The trickery way involves crafting programs to deliberately create cycles. Quines are programs that reproduce their own source code. But quines are about source code; we want a program that when it’s run, generates a copy of itself—not the source code, but an actual reproduction of the binary. I have only found one such example. That program, then, will be a cycle back onto itself. And, if 50 language quine-relays are possible, then it is likely that such quine binary relays are also possible. So we will not be limited to just single nodes that cycle back on themselves, but it should also be possible to have arbitrarily long chains that eventually end in a cycle.

It’s also interesting to note something that does not introduce new roots into trees: cross compilation. It’s tempting to assume that every disjoint tree in the phylobinary forest necessarily represents a single computer architecture, but that is not true. A compiler running on an x86 processor can still compile programs for an ARM processor. An x86 compiler can even compile an ARM compiler. No new roots are introduced by this process.

What might be true is that disjoint trees are very likely to contain programs from a single operating system. Note that in this binary-centric view of computing, source code similarity does not matter.
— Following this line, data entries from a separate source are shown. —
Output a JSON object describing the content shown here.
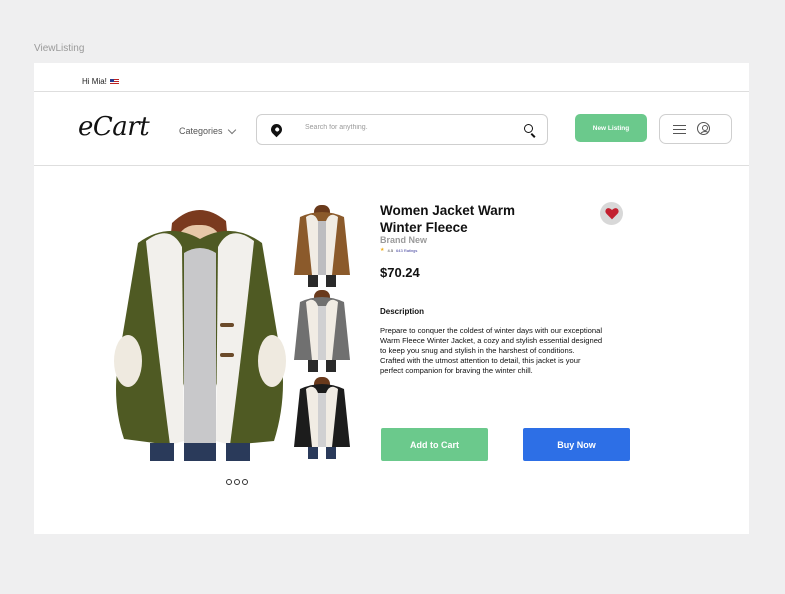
{
  "frame_label": "ViewListing",
  "topbar": {
    "greeting": "Hi Mia!",
    "flag_icon": "us-flag-icon"
  },
  "header": {
    "logo": "eCart",
    "categories_label": "Categories",
    "search": {
      "placeholder": "Search for anything.",
      "value": ""
    },
    "new_listing_label": "New Listing",
    "icons": [
      "location-pin-icon",
      "search-icon",
      "hamburger-menu-icon",
      "user-profile-icon",
      "chevron-down-icon"
    ]
  },
  "product": {
    "title": "Women Jacket Warm Winter Fleece",
    "brand": "Brand New",
    "rating": "4.5",
    "rating_count": "643 Ratings",
    "price": "$70.24",
    "favorited": true,
    "description_title": "Description",
    "description": "Prepare to conquer the coldest of winter days with our exceptional\nWarm Fleece Winter Jacket, a cozy and stylish essential designed\n to keep you snug and stylish in the harshest of conditions.\nCrafted with the utmost attention to detail, this jacket is your\nperfect companion for braving the winter chill.",
    "images": [
      {
        "name": "olive-green-jacket",
        "color": "#4f5a23"
      },
      {
        "name": "brown-jacket",
        "color": "#8b5a2b"
      },
      {
        "name": "grey-jacket",
        "color": "#707070"
      },
      {
        "name": "black-jacket",
        "color": "#1c1c1c"
      }
    ],
    "carousel_dots": 3
  },
  "actions": {
    "add_to_cart": "Add to Cart",
    "buy_now": "Buy Now"
  },
  "colors": {
    "primary_green": "#6bc98c",
    "primary_blue": "#2d6fe6",
    "heart_red": "#c2202f"
  }
}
If I port a compiler from one operating system to another, the resultant compiler will be a child of the compiler used to produce it, not the original compiler. That’s potentially confusing, so let’s be precise. Let’s assume I have a compiler for language Foo, which runs on Linux. The Foo compiler is implemented in C, and on Linux, I use a version of gcc. Now, I port the Foo compiler to Windows, and I use the Microsoft Visual Studio C++ compiler to compile my Foo compiler for Windows. My Foo compiler under Windows has no phylobinary relationship to the Foo compiler (or the gcc compiler) on Linux.

What is necessary to bridge such operating system disjoint trees in our phylobinary forest are cross operating system compiles. Such instances will be common with embedded devices, including iOS and Android. (And if you think that is interesting, you must look at what a Canadian Cross is.)

Conclusion

While I find the concept of phylobinary trees interesting, I’m not sure what use they are. Certainly some of the ideas are important for security, as previously mentioned—but they seem to get by just fine without a formalized framework. Perhaps it would be useful to be able to say to each other, “There is no known phylobinary root for this program” instead of “I do not know what compiler produced this program.” But perhaps not. The use could be less scientific, and more historical. For example, in a hundred years, will running programs be in a phylobinary tree with compilers that exist now? I think that’s likely. And I think it would be interesting if we actually had the information in a hundred years to answer that question.

Thanks to Ben DeVane, Dan Gackle and Will Slade for reviewing drafts of this essay.